Once-mighty Russia fades to a dying population

Kim Murphy:

The Tver region, along the upper reaches of the Volga River 130 miles north of Moscow, is dotted with more than 1,400 villages such as Kstinovo marked "nezhiloye" -- depopulated. Since 1989, the number of people here has shrunk by about 250,000 to about 1.4 million, with deaths outnumbering births more than 2 to 1.

The Tver region is far from unusual in this country.

Russia is the only major industrial nation that is losing population. Its people are succumbing to one of the world's fastest-growing AIDS epidemics, resurgent tuberculosis, rampant cardiovascular disease, alcohol and drug abuse, smoking, suicide, and the lethal effects of unchecked industrial pollution.

In addition, abortions outpaced births last year by more than 100,000. An estimated 10 million Russians of reproductive age are sterile because of botched abortions or poor health. The public healthcare system is collapsing. And many parents in more prosperous urban areas say they can't afford homes large enough for the number of children they would like to have.

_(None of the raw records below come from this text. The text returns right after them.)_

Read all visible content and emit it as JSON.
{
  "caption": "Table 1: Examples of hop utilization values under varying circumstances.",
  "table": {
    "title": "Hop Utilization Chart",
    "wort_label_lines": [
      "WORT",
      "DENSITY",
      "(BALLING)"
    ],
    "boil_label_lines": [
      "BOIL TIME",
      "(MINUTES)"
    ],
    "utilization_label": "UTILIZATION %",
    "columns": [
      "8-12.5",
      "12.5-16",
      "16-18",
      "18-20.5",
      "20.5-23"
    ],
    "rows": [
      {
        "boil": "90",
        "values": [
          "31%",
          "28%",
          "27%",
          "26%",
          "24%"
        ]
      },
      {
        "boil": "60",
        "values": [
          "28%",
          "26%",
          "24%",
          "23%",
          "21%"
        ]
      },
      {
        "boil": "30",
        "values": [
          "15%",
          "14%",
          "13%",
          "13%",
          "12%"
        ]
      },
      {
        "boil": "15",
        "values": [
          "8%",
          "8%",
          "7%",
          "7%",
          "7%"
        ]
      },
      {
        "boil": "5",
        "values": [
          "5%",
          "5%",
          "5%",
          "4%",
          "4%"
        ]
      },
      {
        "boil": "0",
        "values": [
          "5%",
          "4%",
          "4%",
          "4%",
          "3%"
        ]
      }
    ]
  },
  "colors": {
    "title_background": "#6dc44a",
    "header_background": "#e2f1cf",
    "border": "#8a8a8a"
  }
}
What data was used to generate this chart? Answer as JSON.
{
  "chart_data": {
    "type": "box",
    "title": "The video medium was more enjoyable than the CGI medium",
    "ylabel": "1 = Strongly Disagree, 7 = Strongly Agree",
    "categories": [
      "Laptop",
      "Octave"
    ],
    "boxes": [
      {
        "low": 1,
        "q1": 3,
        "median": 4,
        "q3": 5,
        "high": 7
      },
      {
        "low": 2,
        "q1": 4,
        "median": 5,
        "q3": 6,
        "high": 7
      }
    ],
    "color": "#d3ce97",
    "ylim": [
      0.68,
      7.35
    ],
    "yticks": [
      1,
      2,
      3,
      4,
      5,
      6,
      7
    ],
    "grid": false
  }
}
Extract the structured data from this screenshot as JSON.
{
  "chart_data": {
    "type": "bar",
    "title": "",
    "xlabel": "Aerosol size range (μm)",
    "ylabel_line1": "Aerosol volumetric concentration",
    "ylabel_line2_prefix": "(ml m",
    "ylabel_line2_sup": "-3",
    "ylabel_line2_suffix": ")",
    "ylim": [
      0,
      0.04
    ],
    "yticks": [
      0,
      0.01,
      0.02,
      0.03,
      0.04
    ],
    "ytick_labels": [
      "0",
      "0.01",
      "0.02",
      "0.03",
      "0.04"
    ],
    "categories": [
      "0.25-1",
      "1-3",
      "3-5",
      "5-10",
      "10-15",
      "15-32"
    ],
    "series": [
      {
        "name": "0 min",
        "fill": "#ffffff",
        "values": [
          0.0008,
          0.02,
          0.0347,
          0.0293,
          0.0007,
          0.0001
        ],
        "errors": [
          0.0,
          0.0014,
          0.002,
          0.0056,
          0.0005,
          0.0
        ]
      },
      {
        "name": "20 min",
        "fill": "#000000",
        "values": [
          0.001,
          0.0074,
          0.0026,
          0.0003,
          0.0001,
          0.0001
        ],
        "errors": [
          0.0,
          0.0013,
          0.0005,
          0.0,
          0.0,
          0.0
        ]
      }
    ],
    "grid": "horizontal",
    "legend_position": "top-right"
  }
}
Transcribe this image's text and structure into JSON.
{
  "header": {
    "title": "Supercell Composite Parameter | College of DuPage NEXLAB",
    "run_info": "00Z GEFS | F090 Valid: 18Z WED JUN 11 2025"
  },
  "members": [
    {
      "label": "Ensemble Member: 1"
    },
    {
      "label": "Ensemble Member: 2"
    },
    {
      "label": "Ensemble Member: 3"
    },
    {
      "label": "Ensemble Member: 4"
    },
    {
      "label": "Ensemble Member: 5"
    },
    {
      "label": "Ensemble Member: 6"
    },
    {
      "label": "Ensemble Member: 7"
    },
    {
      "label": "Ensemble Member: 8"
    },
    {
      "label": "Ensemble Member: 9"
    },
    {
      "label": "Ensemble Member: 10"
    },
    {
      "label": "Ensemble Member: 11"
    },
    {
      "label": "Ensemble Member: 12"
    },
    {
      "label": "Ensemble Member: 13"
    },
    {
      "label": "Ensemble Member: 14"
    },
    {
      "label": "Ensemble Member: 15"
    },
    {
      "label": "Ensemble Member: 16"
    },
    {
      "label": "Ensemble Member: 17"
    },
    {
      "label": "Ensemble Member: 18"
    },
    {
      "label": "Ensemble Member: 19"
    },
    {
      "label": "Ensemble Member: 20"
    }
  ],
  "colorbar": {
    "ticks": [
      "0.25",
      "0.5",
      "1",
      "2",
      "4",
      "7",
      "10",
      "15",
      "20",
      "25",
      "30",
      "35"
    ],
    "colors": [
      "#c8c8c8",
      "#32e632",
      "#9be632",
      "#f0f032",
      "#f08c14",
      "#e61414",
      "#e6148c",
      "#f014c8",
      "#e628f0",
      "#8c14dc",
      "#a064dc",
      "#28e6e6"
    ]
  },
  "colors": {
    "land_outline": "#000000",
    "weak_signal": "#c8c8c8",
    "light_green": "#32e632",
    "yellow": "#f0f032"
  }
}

The former Soviet Union, with about 300 million people, was the world's third-most populous country, behind China and India. Slightly more than half of its citizens lived in Russia. The country has lost the equivalent of a city of 700,000 people every year since the collapse of the Soviet Union in 1991, only partially offset by an influx of people from other former Soviet republics. A country that sprawls across one-eighth of the globe is now home to 142 million people.

The losses have been disproportionately male. At the height of the power of the Soviet Union, its people lived almost as long as Americans. But now, the average Russian man can expect to live about 59 years, 16 years less than an American man and 14 less than a Russian woman.

Sergei Mironov, chairman of the upper house of Russia's parliament, said last year that if the trend didn't change, the population would fall to 52 million by 2080. "There will no longer be a great Russia," he said. "It will be torn apart piece by piece, and finally cease to exist."